Two papers to report in the May issue of New Astronomy (vol. 116):
Agbogidi, B. R. Vincent, A. E. Afere, B. A. E. et al. Equilibrium points in the perturbed rotating mass dipole system with oblateness art. 102344 .2024.102344
Wang, N. Lou, K-R. Xue, Z-Y. et al. The distortion solution for the 1-m telescope at Yunnan Observatory and its application to the positional measurement of four main-belt asteroi… art. 102351 .2024.102351
Agbogidi et al. consider the gravity field (and thus, orbits) around a dipole- that is, a central body with two lobes, like 67P/Churyumov-Gerasimenko, or (486958) Arrokoth. For a flyby or distant orbiter, this is just academic, but for close orbits and landers, the dynamics grow nontrivial. Heck, even (433) Eros departed from spherical enough to force a high-order gravity solution for the NEAR Shoemaker probe.

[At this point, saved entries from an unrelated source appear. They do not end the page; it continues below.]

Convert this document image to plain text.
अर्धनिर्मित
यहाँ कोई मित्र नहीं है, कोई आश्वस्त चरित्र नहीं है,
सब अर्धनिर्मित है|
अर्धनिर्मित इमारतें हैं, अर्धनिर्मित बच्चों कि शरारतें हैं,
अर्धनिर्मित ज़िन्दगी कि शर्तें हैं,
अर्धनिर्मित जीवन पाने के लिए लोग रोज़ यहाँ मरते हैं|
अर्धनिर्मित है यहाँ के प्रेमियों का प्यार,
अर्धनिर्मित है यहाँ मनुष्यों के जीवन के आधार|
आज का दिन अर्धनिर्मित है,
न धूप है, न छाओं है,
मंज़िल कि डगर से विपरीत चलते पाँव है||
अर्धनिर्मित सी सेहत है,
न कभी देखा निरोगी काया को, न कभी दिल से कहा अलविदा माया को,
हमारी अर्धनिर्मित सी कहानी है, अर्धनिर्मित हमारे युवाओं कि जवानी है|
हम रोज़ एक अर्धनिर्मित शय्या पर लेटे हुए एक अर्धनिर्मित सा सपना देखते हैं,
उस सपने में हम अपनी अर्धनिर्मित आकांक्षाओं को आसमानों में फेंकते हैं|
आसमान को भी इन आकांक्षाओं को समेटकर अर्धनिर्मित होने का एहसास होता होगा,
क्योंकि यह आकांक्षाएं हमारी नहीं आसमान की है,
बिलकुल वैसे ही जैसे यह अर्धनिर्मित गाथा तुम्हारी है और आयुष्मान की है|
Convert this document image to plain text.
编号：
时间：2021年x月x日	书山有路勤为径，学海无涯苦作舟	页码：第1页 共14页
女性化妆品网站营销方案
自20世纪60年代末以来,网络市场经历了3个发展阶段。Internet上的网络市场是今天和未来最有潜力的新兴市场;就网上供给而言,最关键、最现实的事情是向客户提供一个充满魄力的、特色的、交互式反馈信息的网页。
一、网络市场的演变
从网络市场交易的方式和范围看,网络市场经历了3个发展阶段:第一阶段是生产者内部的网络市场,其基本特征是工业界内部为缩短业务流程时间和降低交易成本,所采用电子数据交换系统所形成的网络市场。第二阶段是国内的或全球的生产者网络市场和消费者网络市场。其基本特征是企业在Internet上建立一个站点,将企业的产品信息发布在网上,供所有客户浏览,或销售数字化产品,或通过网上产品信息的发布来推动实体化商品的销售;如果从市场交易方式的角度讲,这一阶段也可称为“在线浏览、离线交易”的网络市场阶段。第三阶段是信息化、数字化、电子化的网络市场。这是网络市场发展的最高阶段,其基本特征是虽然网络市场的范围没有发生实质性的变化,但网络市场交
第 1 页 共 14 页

Now, the other end of mankind’s reach: telescopic observations and their data reduction. When a body like an asteroid is observed from the ground, it is nominally a point (“unresolved”), but the effects of our atmosphere blur it into a fuzzball. Hard to measure a fuzzball, eh? But with enough observation, we can take the average of the fuzz, and derive a nominal point from that statistical average. Wang et al. do so for the Yunnan telescope and its site. As with other observatories, it takes work to find that point.